RAG Explained: How AI Stops Making Things Up

Giving language models a library card

07-04-2026

RAG Explained: How AI Stops Making Things Up

Contents

Imagine a brilliant colleague who has read most of the internet, speaks with unshakeable confidence, and occasionally invents a fact so smoothly that you only catch it because you happen to know the truth. That is a large language model on a bad day. It is not lying, exactly; it simply does not know what it does not know. Retrieval-Augmented Generation, or RAG, is the technique that hands that colleague a library card and a quiet instruction: before you answer, go and look it up. The result is an AI that grounds its words in real documents rather than in the foggy recollections of its training data.

Why Models Make Things Up

To understand the fix, you first need to understand the failure. A language model does not store facts the way a database stores rows. During training it absorbs enormous quantities of text and learns the statistical shape of language: which words tend to follow which, how arguments are structured, what a plausible sentence looks like. When you ask it a question, it does not retrieve an answer from a filing cabinet. It predicts, token by token, the most likely continuation of your prompt.

This is a marvellous trick for fluency and a terrible one for accuracy. If the model has seen the answer many times during training, the most plausible continuation usually is the correct one. But if you ask about something obscure, recent, or private — your company’s internal policy, last week’s news, the specifics of a niche library — the model has no relevant memory to draw on. Rather than shrug, it does what it always does: it generates the most plausible-sounding text. Plausible and true are not the same thing, and that gap is where hallucinations live.

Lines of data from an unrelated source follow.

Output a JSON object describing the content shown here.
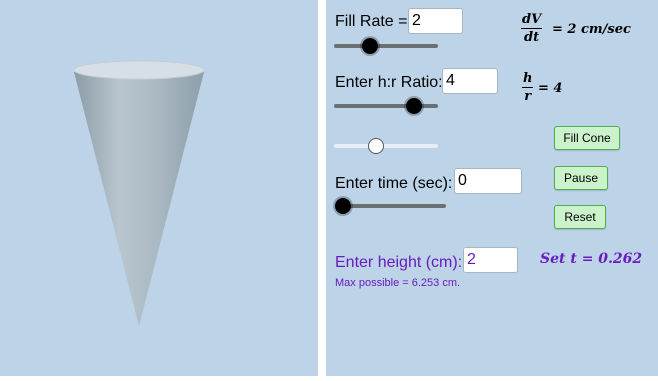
{
  "fill_rate": {
    "label": "Fill Rate =",
    "value": "2",
    "slider_level": 0.35
  },
  "ratio": {
    "label": "Enter h:r Ratio:",
    "value": "4",
    "slider_level": 0.77
  },
  "unlabeled_slider": {
    "level": 0.4
  },
  "time": {
    "label": "Enter time (sec):",
    "value": "0",
    "slider_level": 0.0
  },
  "height": {
    "label": "Enter height (cm):",
    "value": "2",
    "max_note": "Max possible = 6.253 cm."
  },
  "buttons": {
    "fill_cone": "Fill Cone",
    "pause": "Pause",
    "reset": "Reset"
  },
  "formulas": {
    "rate_num": "dV",
    "rate_den": "dt",
    "rate_rhs": "= 2 cm/sec",
    "ratio_num": "h",
    "ratio_den": "r",
    "ratio_rhs": "= 4",
    "set_t": "Set t = 0.262"
  },
  "colors": {
    "background": "#bcd3e8",
    "accent_purple": "#6a1bbf",
    "button_fill": "#ccf2cc",
    "cone": "#9fb0bc"
  }
}
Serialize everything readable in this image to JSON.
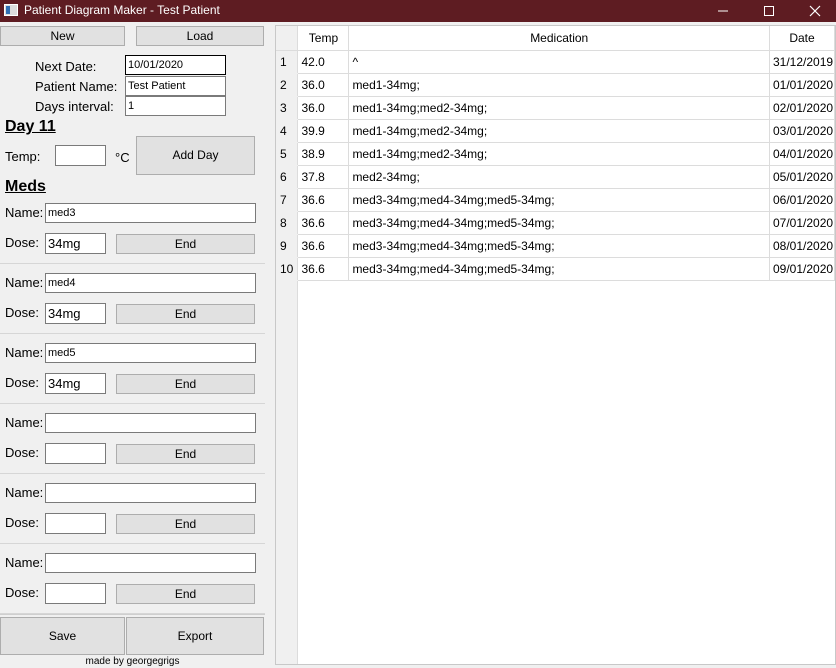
{
  "window": {
    "title": "Patient Diagram Maker - Test Patient",
    "icon": "app-icon",
    "colors": {
      "titlebar": "#5e1c22"
    }
  },
  "toolbar": {
    "new_label": "New",
    "load_label": "Load"
  },
  "form": {
    "next_date_label": "Next Date:",
    "next_date_value": "10/01/2020",
    "patient_name_label": "Patient Name:",
    "patient_name_value": "Test Patient",
    "days_interval_label": "Days interval:",
    "days_interval_value": "1"
  },
  "day": {
    "heading": "Day 11",
    "temp_label": "Temp:",
    "temp_value": "",
    "temp_unit": "°C",
    "add_day_label": "Add Day"
  },
  "meds": {
    "heading": "Meds",
    "name_label": "Name:",
    "dose_label": "Dose:",
    "end_label": "End",
    "items": [
      {
        "name": "med3",
        "dose": "34mg"
      },
      {
        "name": "med4",
        "dose": "34mg"
      },
      {
        "name": "med5",
        "dose": "34mg"
      },
      {
        "name": "",
        "dose": ""
      },
      {
        "name": "",
        "dose": ""
      },
      {
        "name": "",
        "dose": ""
      }
    ]
  },
  "bottom": {
    "save_label": "Save",
    "export_label": "Export",
    "credit": "made by georgegrigs"
  },
  "table": {
    "columns": [
      "Temp",
      "Medication",
      "Date"
    ],
    "rows": [
      {
        "num": "1",
        "temp": "42.0",
        "medication": "^",
        "date": "31/12/2019"
      },
      {
        "num": "2",
        "temp": "36.0",
        "medication": "med1-34mg;",
        "date": "01/01/2020"
      },
      {
        "num": "3",
        "temp": "36.0",
        "medication": "med1-34mg;med2-34mg;",
        "date": "02/01/2020"
      },
      {
        "num": "4",
        "temp": "39.9",
        "medication": "med1-34mg;med2-34mg;",
        "date": "03/01/2020"
      },
      {
        "num": "5",
        "temp": "38.9",
        "medication": "med1-34mg;med2-34mg;",
        "date": "04/01/2020"
      },
      {
        "num": "6",
        "temp": "37.8",
        "medication": "med2-34mg;",
        "date": "05/01/2020"
      },
      {
        "num": "7",
        "temp": "36.6",
        "medication": "med3-34mg;med4-34mg;med5-34mg;",
        "date": "06/01/2020"
      },
      {
        "num": "8",
        "temp": "36.6",
        "medication": "med3-34mg;med4-34mg;med5-34mg;",
        "date": "07/01/2020"
      },
      {
        "num": "9",
        "temp": "36.6",
        "medication": "med3-34mg;med4-34mg;med5-34mg;",
        "date": "08/01/2020"
      },
      {
        "num": "10",
        "temp": "36.6",
        "medication": "med3-34mg;med4-34mg;med5-34mg;",
        "date": "09/01/2020"
      }
    ]
  }
}
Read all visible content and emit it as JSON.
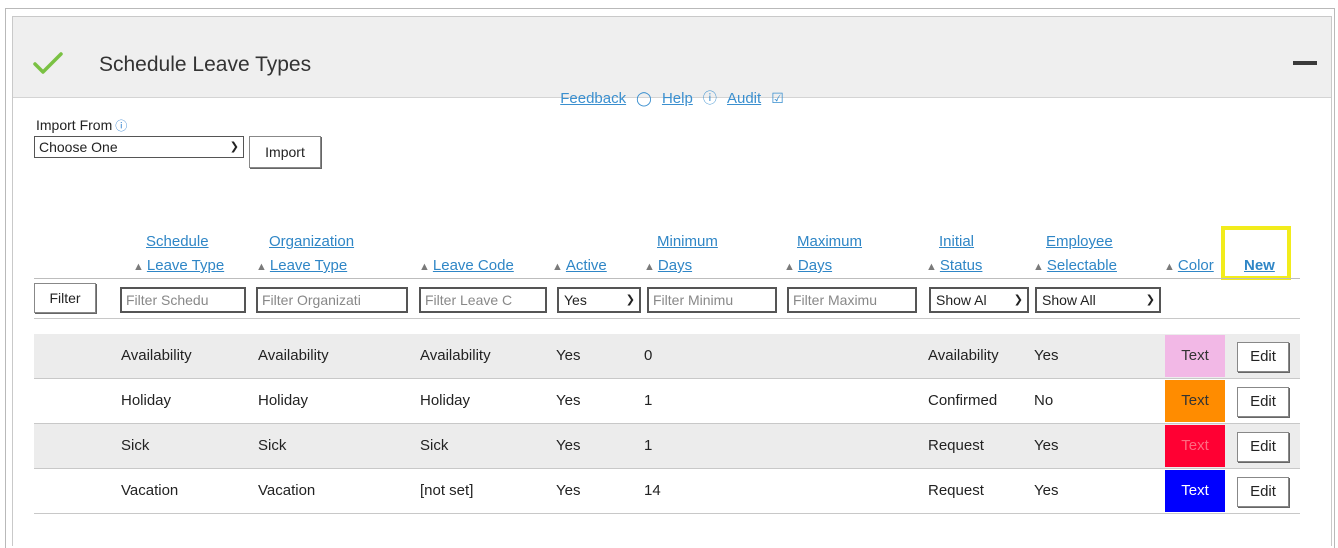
{
  "panel": {
    "title": "Schedule Leave Types"
  },
  "links": {
    "feedback": "Feedback",
    "help": "Help",
    "audit": "Audit"
  },
  "import": {
    "label": "Import From",
    "select_value": "Choose One",
    "button": "Import"
  },
  "columns": {
    "schedule_leave_type": [
      "Schedule",
      "Leave Type"
    ],
    "organization_leave_type": [
      "Organization",
      "Leave Type"
    ],
    "leave_code": "Leave Code",
    "active": "Active",
    "minimum_days": [
      "Minimum",
      "Days"
    ],
    "maximum_days": [
      "Maximum",
      "Days"
    ],
    "initial_status": [
      "Initial",
      "Status"
    ],
    "employee_selectable": [
      "Employee",
      "Selectable"
    ],
    "color": "Color",
    "new": "New"
  },
  "filters": {
    "button": "Filter",
    "schedule_placeholder": "Filter Schedu",
    "organization_placeholder": "Filter Organizati",
    "leave_code_placeholder": "Filter Leave C",
    "active_value": "Yes",
    "minimum_placeholder": "Filter Minimu",
    "maximum_placeholder": "Filter Maximu",
    "status_value": "Show Al",
    "selectable_value": "Show All"
  },
  "rows": [
    {
      "schedule": "Availability",
      "organization": "Availability",
      "code": "Availability",
      "active": "Yes",
      "min": "0",
      "max": "",
      "status": "Availability",
      "selectable": "Yes",
      "color_text": "Text",
      "color_bg": "#f2b8e6",
      "color_fg": "#333333",
      "edit": "Edit"
    },
    {
      "schedule": "Holiday",
      "organization": "Holiday",
      "code": "Holiday",
      "active": "Yes",
      "min": "1",
      "max": "",
      "status": "Confirmed",
      "selectable": "No",
      "color_text": "Text",
      "color_bg": "#ff8c00",
      "color_fg": "#333333",
      "edit": "Edit"
    },
    {
      "schedule": "Sick",
      "organization": "Sick",
      "code": "Sick",
      "active": "Yes",
      "min": "1",
      "max": "",
      "status": "Request",
      "selectable": "Yes",
      "color_text": "Text",
      "color_bg": "#ff0033",
      "color_fg": "#ff6a80",
      "edit": "Edit"
    },
    {
      "schedule": "Vacation",
      "organization": "Vacation",
      "code": "[not set]",
      "active": "Yes",
      "min": "14",
      "max": "",
      "status": "Request",
      "selectable": "Yes",
      "color_text": "Text",
      "color_bg": "#0000ff",
      "color_fg": "#ffffff",
      "edit": "Edit"
    }
  ],
  "colors": {
    "accent_link": "#2f86c6",
    "check": "#7ac143",
    "highlight": "#f2ec1b"
  }
}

There are two structural reasons for this. First, the model has no live knowledge. Its training was frozen at some cutoff date, and it has been blissfully unaware of events since. Second, it has no concept of citation. It cannot point to where it learned something, because it did not learn discrete things; it learned patterns. Asking it to be sure of a fact is a bit like asking someone to remember exactly which conversation taught them that Paris is in France.

The Library Card Analogy

Picture a sharp graduate student sitting an exam with no notes. Faced with a question they half-remember, they will write something confident and mostly-right, padding the gaps with reasonable guesses. Now picture the same student sitting an open-book exam in a well-stocked library. Before answering, they walk to the right shelf, pull the relevant book, find the passage, and write an answer anchored to the page in front of them. Same student, same brain, dramatically better answers.

RAG turns the closed-book exam into an open-book one. The model’s reasoning ability stays exactly the same — what changes is that you place the relevant source material directly in front of it before it speaks. The intelligence was never the problem; the missing ingredient was access to the right facts at the right moment.

What RAG Actually Does

Retrieval-Augmented Generation is, despite the imposing name, a fairly simple sandwich of three actions. First you retrieve: given a user’s question, you search a collection of documents for the passages most likely to contain the answer. Then you augment: you take those passages and paste them into the prompt, alongside the original question and an instruction such as “answer using only the context below.” Finally you generate: the model produces its answer, now grounded in the supplied text rather than in its hazy internal memory.

The elegance is that nothing about the model itself has to change. You are not retraining it, not editing its weights, not teaching it new facts in any permanent sense. You are simply being a good librarian — fetching the right book and laying it open at the right page — and letting the model do what it is already excellent at: reading and summarising.

Embeddings and Vector Search, Gently

The clever part is the retrieval step. Old-fashioned keyword search would look for documents containing the exact words in your question, but language is slippery. A user might ask about “annual leave” while the document says “holiday entitlement,” and a keyword search would miss the match entirely.

This is where embeddings come in. An embedding model reads a chunk of text and converts it into a list of numbers — a vector — that captures its meaning. Texts about similar ideas end up with similar vectors, sitting close together in a high-dimensional space, even when they share no words. You can think of it as a map where every passage gets a coordinate, and passages about the same topic are neighbours regardless of vocabulary.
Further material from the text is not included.